Paris with the Billionaire - Page 25

“Hungry?” he asks, nodding at my hands.

With anybody else, I’d think this was a sly dig about my weight, but Forrest’s smirk is anything but combative. His eyes are a predator’s, focused and aimed at me, but kindness swells behind them as he meets my gaze.

It’s a carnal sort of kindness, as though he’s telling me he’d kill anybody who tried to hurt or touch me.

“Yes,” I say. “But it’s not that. I was just thinking about the future, our future. Our children.”

“You still want that, don’t you, Fiona?” he snarls.

“Yes,” I tell him. “Badly. Very badly.”

“Good,” he sighs, voice tinged with relief. “And don’t worry about the other score. Our delicious meal of cold, sludgy snails will be here soon.”

I giggle. “Oh, I can’t wait.”

He leans forward, laying his forearms on the table. The fabric around his biceps tightens and squeezes, as though it’s trying not to burst apart at the seams under his body’s pressure.

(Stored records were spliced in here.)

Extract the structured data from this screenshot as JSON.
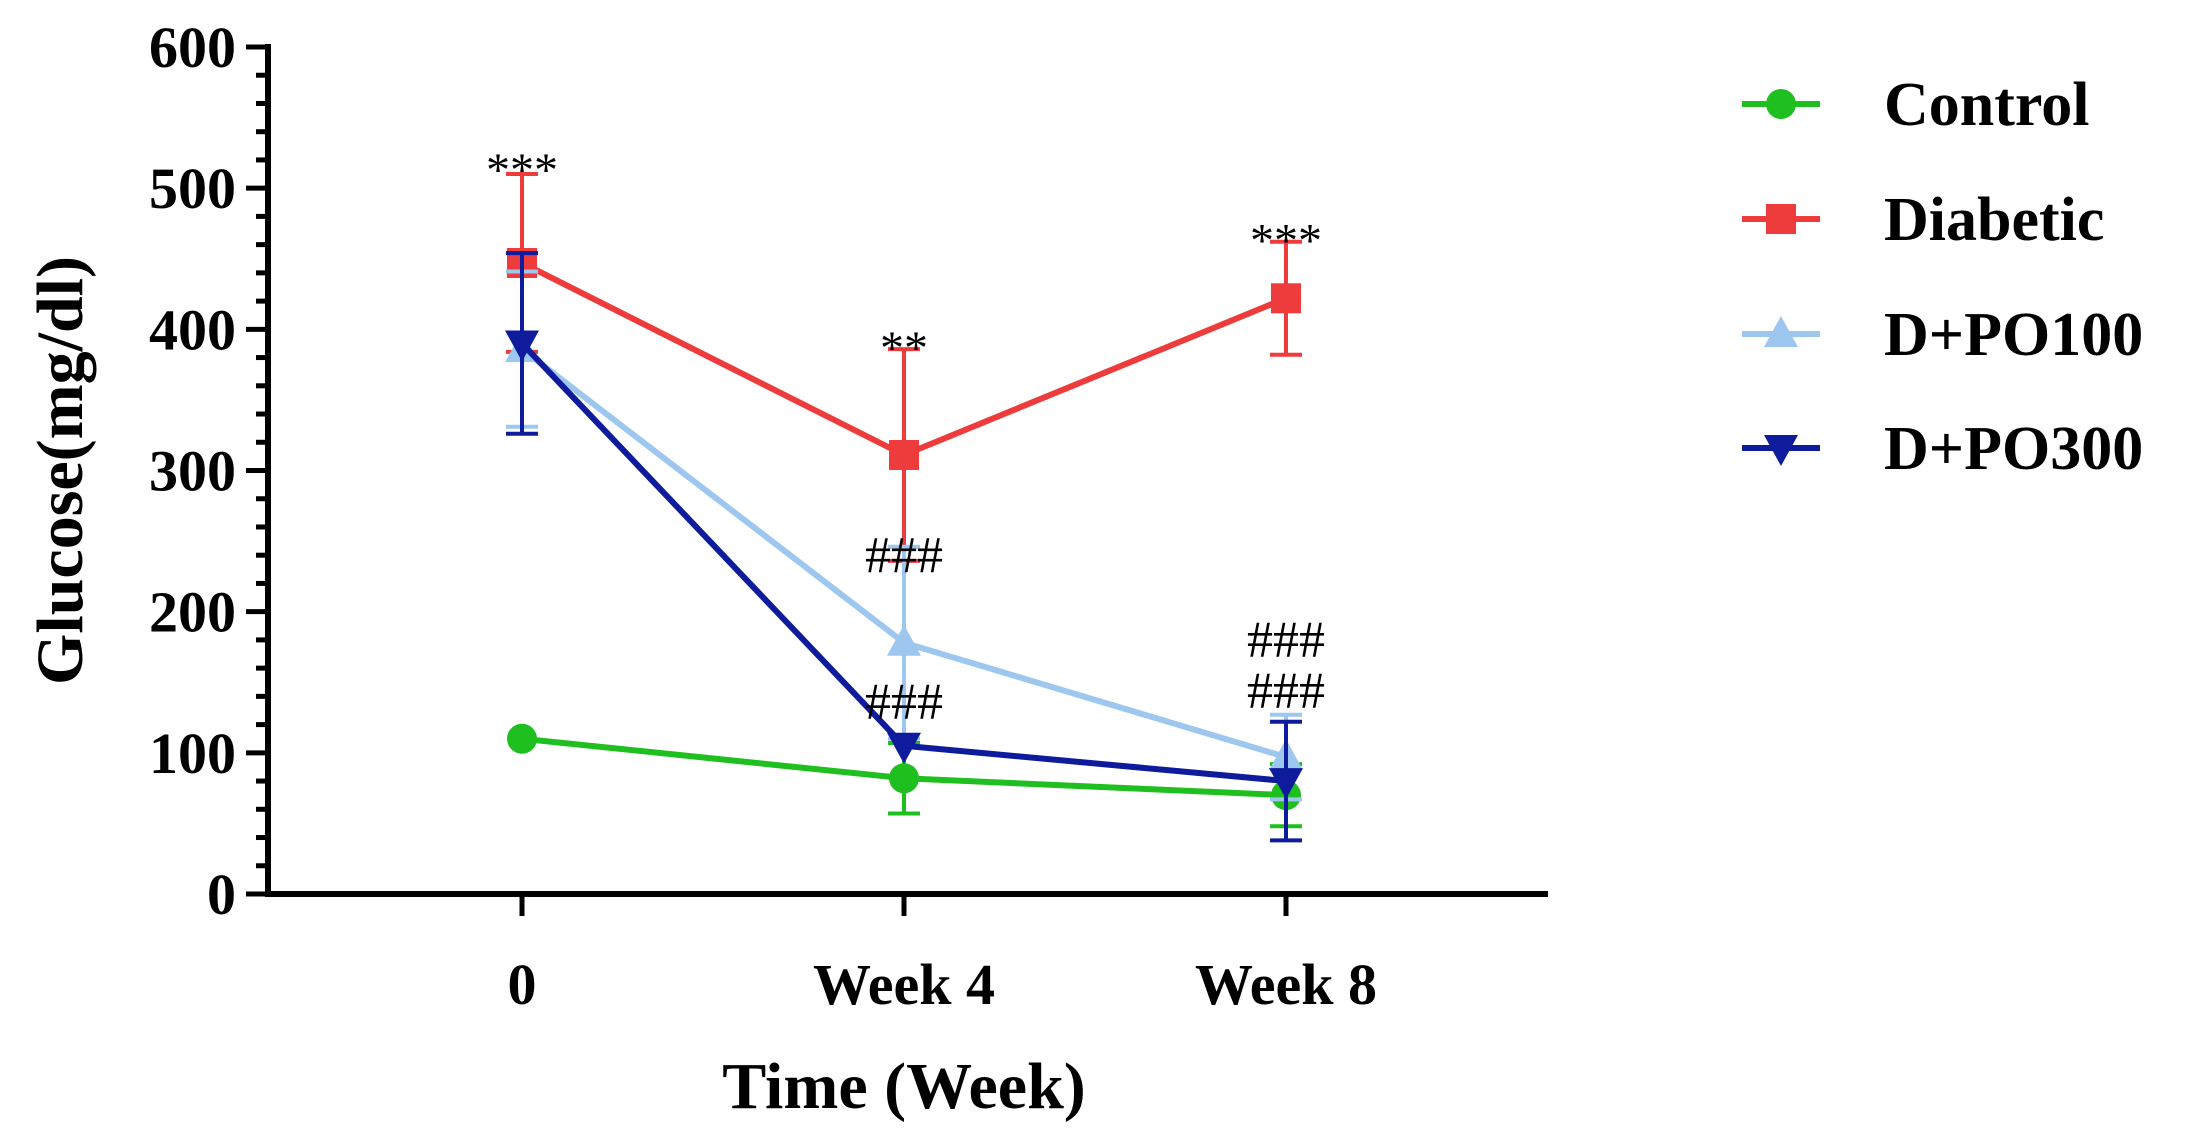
{
  "chart_data": {
    "type": "line",
    "title": "",
    "xlabel": "Time (Week)",
    "ylabel": "Glucose(mg/dl)",
    "categories": [
      "0",
      "Week 4",
      "Week 8"
    ],
    "ylim": [
      0,
      600
    ],
    "yticks": [
      0,
      100,
      200,
      300,
      400,
      500,
      600
    ],
    "grid": false,
    "legend_position": "top-right",
    "series": [
      {
        "name": "Control",
        "color": "#1fbf1f",
        "marker": "circle",
        "values": [
          110,
          82,
          70
        ],
        "errors": [
          0,
          25,
          22
        ]
      },
      {
        "name": "Diabetic",
        "color": "#ee3b3b",
        "marker": "square",
        "values": [
          447,
          311,
          422
        ],
        "errors": [
          63,
          75,
          40
        ]
      },
      {
        "name": "D+PO100",
        "color": "#9ec7f0",
        "marker": "triangle-up",
        "values": [
          386,
          178,
          97
        ],
        "errors": [
          55,
          68,
          30
        ]
      },
      {
        "name": "D+PO300",
        "color": "#0d1b9c",
        "marker": "triangle-down",
        "values": [
          390,
          105,
          80
        ],
        "errors": [
          64,
          0,
          42
        ]
      }
    ],
    "annotations": [
      {
        "text": "***",
        "category": 0,
        "y": 520,
        "kind": "star"
      },
      {
        "text": "**",
        "category": 1,
        "y": 394,
        "kind": "star"
      },
      {
        "text": "***",
        "category": 2,
        "y": 470,
        "kind": "star"
      },
      {
        "text": "###",
        "category": 1,
        "y": 241,
        "kind": "hash"
      },
      {
        "text": "###",
        "category": 1,
        "y": 137,
        "kind": "hash"
      },
      {
        "text": "###",
        "category": 2,
        "y": 181,
        "kind": "hash"
      },
      {
        "text": "###",
        "category": 2,
        "y": 145,
        "kind": "hash"
      }
    ]
  }
}
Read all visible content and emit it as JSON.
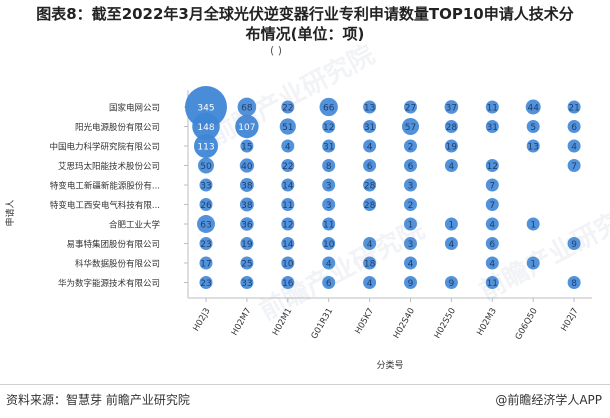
{
  "title_line1": "图表8：截至2022年3月全球光伏逆变器行业专利申请数量TOP10申请人技术分",
  "title_line2": "布情况(单位：项)",
  "subtitle_cut": "(  )",
  "source": "资料来源：智慧芽 前瞻产业研究院",
  "brand": "@前瞻经济学人APP",
  "watermark_text": "前瞻产业研究院",
  "colors": {
    "bubble": "#3f86d6",
    "bubble_text": "#1f3f70",
    "axis": "#bdbdbd",
    "label": "#333333"
  },
  "chart_data": {
    "type": "scatter",
    "xlabel": "分类号",
    "ylabel": "申请人",
    "categories_x": [
      "H02J3",
      "H02M7",
      "H02M1",
      "G01R31",
      "H05K7",
      "H02S40",
      "H02S50",
      "H02M3",
      "G06Q50",
      "H02J7"
    ],
    "categories_y": [
      "国家电网公司",
      "阳光电源股份有限公司",
      "中国电力科学研究院有限公司",
      "艾思玛太阳能技术股份公司",
      "特变电工新疆新能源股份有...",
      "特变电工西安电气科技有限...",
      "合肥工业大学",
      "易事特集团股份有限公司",
      "科华数据股份有限公司",
      "华为数字能源技术有限公司"
    ],
    "values": [
      [
        345,
        68,
        22,
        66,
        13,
        27,
        37,
        11,
        44,
        21
      ],
      [
        148,
        107,
        51,
        12,
        31,
        57,
        28,
        31,
        5,
        6
      ],
      [
        113,
        15,
        4,
        31,
        4,
        2,
        19,
        null,
        13,
        4
      ],
      [
        50,
        40,
        22,
        8,
        6,
        6,
        4,
        12,
        null,
        7
      ],
      [
        33,
        38,
        14,
        3,
        28,
        3,
        null,
        7,
        null,
        null
      ],
      [
        26,
        38,
        11,
        3,
        28,
        2,
        null,
        7,
        null,
        null
      ],
      [
        63,
        36,
        12,
        11,
        null,
        1,
        1,
        4,
        1,
        null
      ],
      [
        23,
        19,
        14,
        10,
        4,
        3,
        4,
        6,
        null,
        9
      ],
      [
        17,
        25,
        10,
        4,
        18,
        4,
        null,
        4,
        1,
        null
      ],
      [
        23,
        33,
        16,
        6,
        4,
        9,
        9,
        11,
        null,
        8
      ]
    ]
  }
}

“Why did you start to write?” he asks.

“I guess my dad leaving had a lot to do with it,” I murmur.

“Oh?”

“Yeah,” I say, nodding. “Kelly, my sister, she’s actually the one who pointed that out to me. Dad walked out on us when we were ten years old. He just disappeared one day, leaving a note behind, basically telling my mom he never wanted to be a dad.”

“Fucking despicable,” Forrest snarls. “A man abandoning his family is unacceptable. He should be goddamned ashamed of himself.”

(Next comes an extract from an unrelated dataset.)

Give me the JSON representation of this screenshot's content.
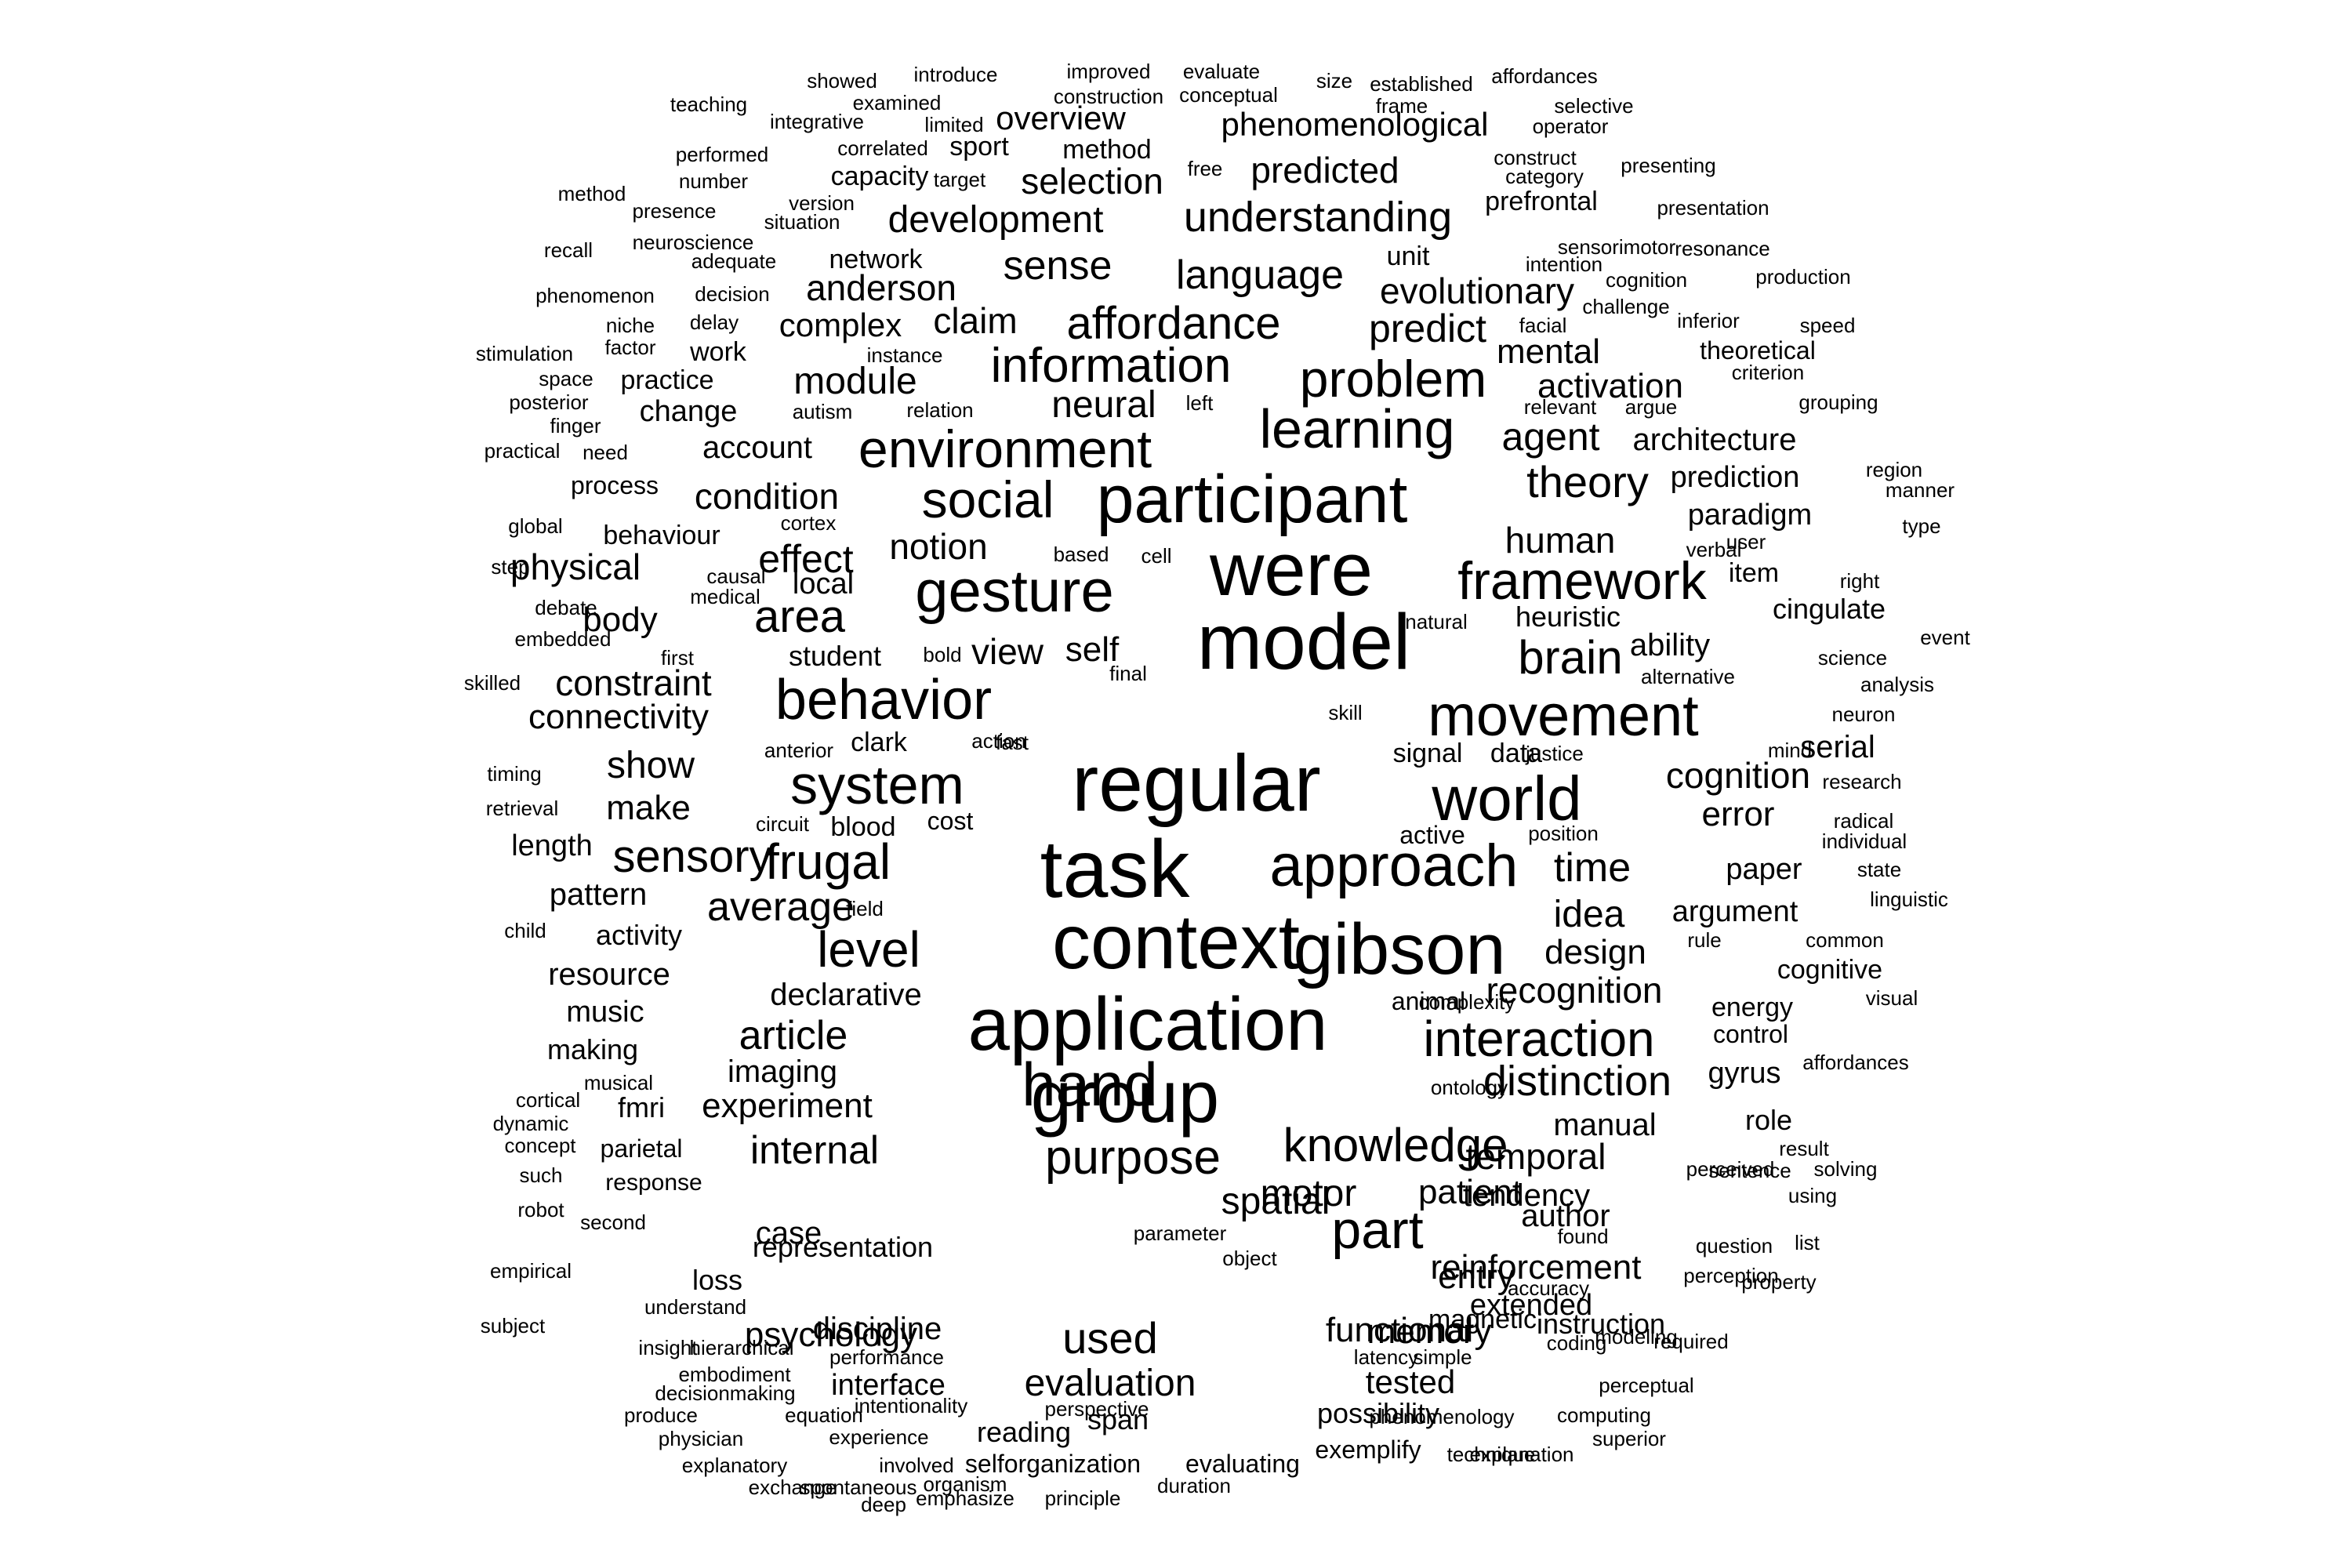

I nod, biting my lip, something primal lighting up inside of me at his words.

He’ll never abandon our family.

He’ll never walk out and leave a pathetic note behind.

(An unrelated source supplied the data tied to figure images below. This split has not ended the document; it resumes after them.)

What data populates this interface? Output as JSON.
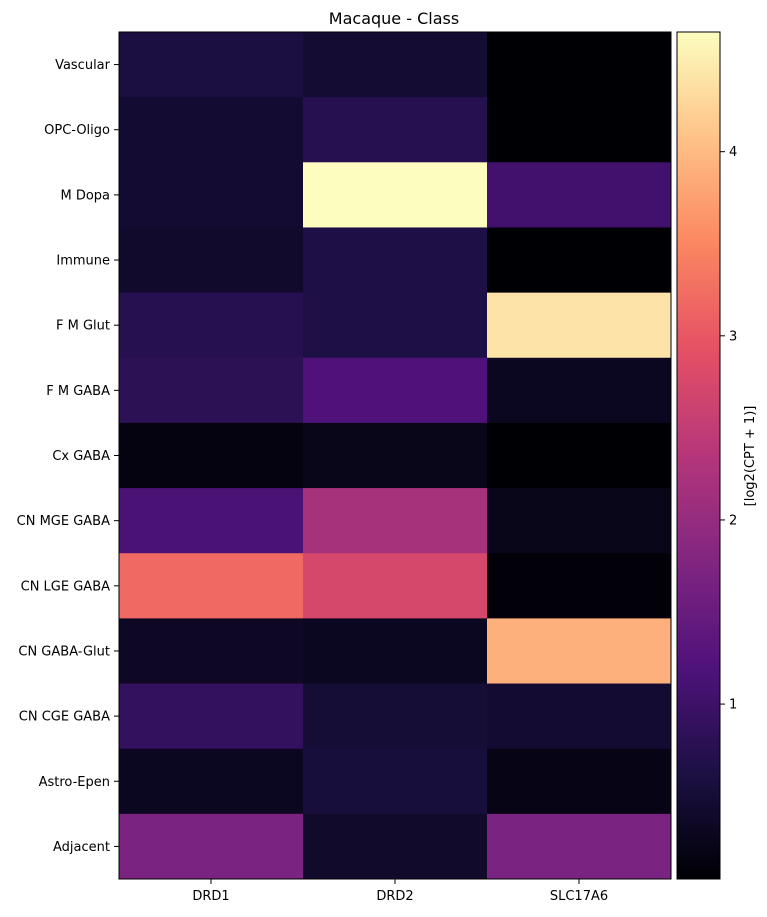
{
  "chart_data": {
    "type": "heatmap",
    "title": "Macaque - Class",
    "rows": [
      "Vascular",
      "OPC-Oligo",
      "M Dopa",
      "Immune",
      "F M Glut",
      "F M GABA",
      "Cx GABA",
      "CN MGE GABA",
      "CN LGE GABA",
      "CN GABA-Glut",
      "CN CGE GABA",
      "Astro-Epen",
      "Adjacent"
    ],
    "columns": [
      "DRD1",
      "DRD2",
      "SLC17A6"
    ],
    "values": [
      [
        0.6,
        0.48,
        0.05
      ],
      [
        0.45,
        0.75,
        0.05
      ],
      [
        0.45,
        4.65,
        1.05
      ],
      [
        0.42,
        0.65,
        0.05
      ],
      [
        0.75,
        0.65,
        4.4
      ],
      [
        0.8,
        1.2,
        0.3
      ],
      [
        0.15,
        0.25,
        0.05
      ],
      [
        1.15,
        2.2,
        0.25
      ],
      [
        3.2,
        2.75,
        0.1
      ],
      [
        0.35,
        0.3,
        3.9
      ],
      [
        0.9,
        0.5,
        0.45
      ],
      [
        0.3,
        0.55,
        0.2
      ],
      [
        1.7,
        0.4,
        1.7
      ]
    ],
    "colorbar": {
      "label": "[log2(CPT + 1)]",
      "range": [
        0.05,
        4.65
      ],
      "ticks": [
        1,
        2,
        3,
        4
      ],
      "colormap": "magma"
    }
  }
}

“I started writing stories about where he went,” I say. “They were all make-believe, obviously. I had no idea where he was. But I imagined he’d become a spy or a knight in some far-off magical land. I lost myself in writing, and Kelly encouraged me. She read my stories aloud, using different voices for all the characters. I became addicted to it, I guess. Even if I’ve never finished a full-length project.”

“You will,” he tells me firmly.

“Thank you, Forrest,” I murmur.

“Did you ever found out where your dad went?”

“Yeah,” I say. “He went to Canada to live with this woman he’d been talking to online. When I was seventeen, I learned he’d died of lung cancer. He was always a smoker, and clearly, he never stopped. The woman contacted us and told us. She thought we should know.”

“I’m sorry,” Forrest says, a growl in his voice. “Whatever he was, he was still your father. That must’ve hurt.”

“Yeah,” I sigh. “But in a way … It’s too awful to say.”

“It was a relief,” he says, eyes searing into me as if capturing the candlelight. “Because at least you knew where he was now. At least you didn’t have to wonder anymore.”

“Is that terrible?” I ask.

“It’s human,” Forrest says. “It’s how you felt, how you feel. You don’t have to be ashamed of that.”

He reaches over and dabs at my cheek, wiping away a tear I didn’t even know was there.

I grab his hand, squeeze onto it hard, feeling his knuckles and his warmth. His cologne, or maybe just his natural muskiness, wash over me, surround me.

“Sorry for depressing us at dinner,” I murmur.

“You don’t have to apologize to me,” he growls.

“What about you?” I ask. “Did you ever learn what happened to your parents?”

“They OD’d within a year of each other,” Forrest says. “My uncle died when I was in my teens. I’ve been alone for the past twenty-some years.”

As the words rise on my lips, I hear Kelly in my mind, warning me to be careful, to take this slow, and not overextend myself. She’s screaming in my mind that I have to remember how this man lured me here—her word, which I hate.

But there’s real pain in the cracking of his voice, withheld until he could tell somebody about it until he could tell me about it.

“You’re not alone anymore,” I murmur, even as my instincts try to make me avert my gaze, to bite my lip, to do anything to still my words. “And you never will be again.”

He walks around the table and kneels down next to me.

For a crazy second, I think he’s going to take a ring from his silver jacket pocket.

For an even crazier moment, I almost scream, Yes, yes, of course, I’ll marry you.

How’s that for taking it slow?

But he slides his hands around my hips and pulls me into an embrace. I collapse against him, wrapping my arms around his rock hard shoulders, clawing onto the muscled terrain of his back.

He presses his lips against my cheek, hot and captivating, and then smooths them around until our lips meet in a conflagration of want and need. I moan through the kiss, digging my fingernails into his suit jacket, trying to get to the solid skin beneath.